TIO FÁBIO E EU

Querido tio e padrinho, FÁBIO SILVA CONCEIÇÃO. Estás com 92 para 93 anos, ainda consegues cavalgar nos teus campos, gerir teus negócios, filhos e netos e, para espanto de alguns, produzes versos lindos no FACEBOOK, que aprendeste a dominar. Isto não é pra qualquer vivente. Eu, com 70 anos, ainda que nada sinta no quesito saúde, sou resultado de um tempo, de hábitos e usos, que judiaram do corpo. Não é só por ser um bom bebente e um fumante supimpa que faço tais afirmações.

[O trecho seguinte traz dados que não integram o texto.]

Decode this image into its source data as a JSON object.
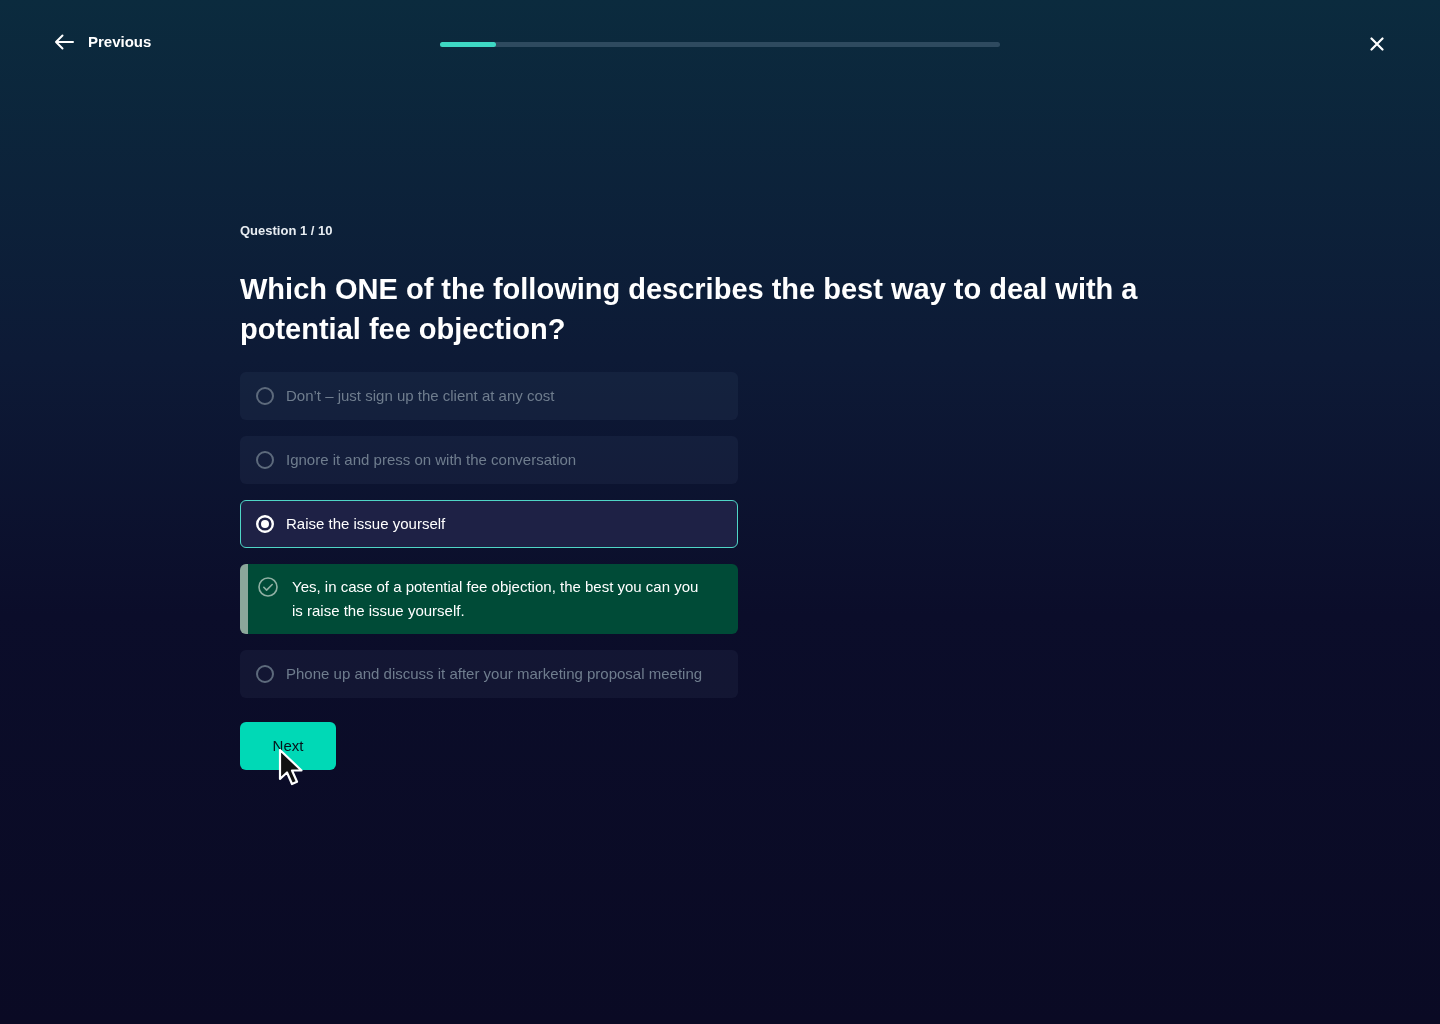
{
  "header": {
    "back_label": "Previous"
  },
  "progress": {
    "level": 0.1
  },
  "question": {
    "counter": "Question 1 / 10",
    "title": "Which ONE of the following describes the best way to deal with a potential fee objection?"
  },
  "options": [
    {
      "kind": "choice",
      "label": "Don’t – just sign up the client at any cost",
      "selected": false
    },
    {
      "kind": "choice",
      "label": "Ignore it and press on with the conversation",
      "selected": false
    },
    {
      "kind": "choice",
      "label": "Raise the issue yourself",
      "selected": true
    },
    {
      "kind": "feedback",
      "text": "Yes, in case of a potential fee objection, the best you can you is raise the issue yourself.",
      "correct": true
    },
    {
      "kind": "choice",
      "label": "Phone up and discuss it after your marketing proposal meeting",
      "selected": false
    }
  ],
  "next_button": {
    "label": "Next"
  }
}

Minha alimentação, aliás, moderada, tem, no entanto, o sabor dos industrializados, dos conservantes, dos defensivos agrícolas e de todos os outros venenos da modernidade. Sou da geração Coca-Cola. Portanto, aí já surgem importantes elementos para uma boa avaliação da longevidade, numa comparação que me é notoriamente desfavorável. Por outro lado, sou do meio urbano, teu habitat é campeiro, rural, ao ar livre, muita diferença. Além do mais, como não dá para esgotar a pauta, existe sempre o imponderável e o destino matusalênico te foi benéfico, graças a Deus. Eu prossigo na loteria. Todavia, há uma coisa que a gente tem de ponderar. Enfrentas menos problemas por viver no interior, especialmente no campo. A gente aqui da Capital sente mais diretamente, acredito, a brutal transformação das coisas, dos valores, das ideias, das artes, do convívio humano, das regras e comportamentos coletivos. Atravessaste um tempo em que as modificações eram um pouco mais lentas, menos abruptas. Se eu chegar aos 75 ou 80 anos, creio que enfrentarei um mundo bem mais difícil de conviver do que aquele que tiveste de arrostar até hoje. Um homem de 80, daqui a dez anos, vai fazer o quê? Não sei se estou preparado para a metamorfose que se vislumbra no horizonte. Tu estarás com 102 anos, portanto, sem maiores preocupações, mas, sinceramente, te confesso que meus hipotéticos oitenta anos não me deixam muito animado. E olha que sempre fui um otimista. Pode ser mesmo que eu me adapte, mas, com 102 anos, definitivamente, pra mim não vai dar pé.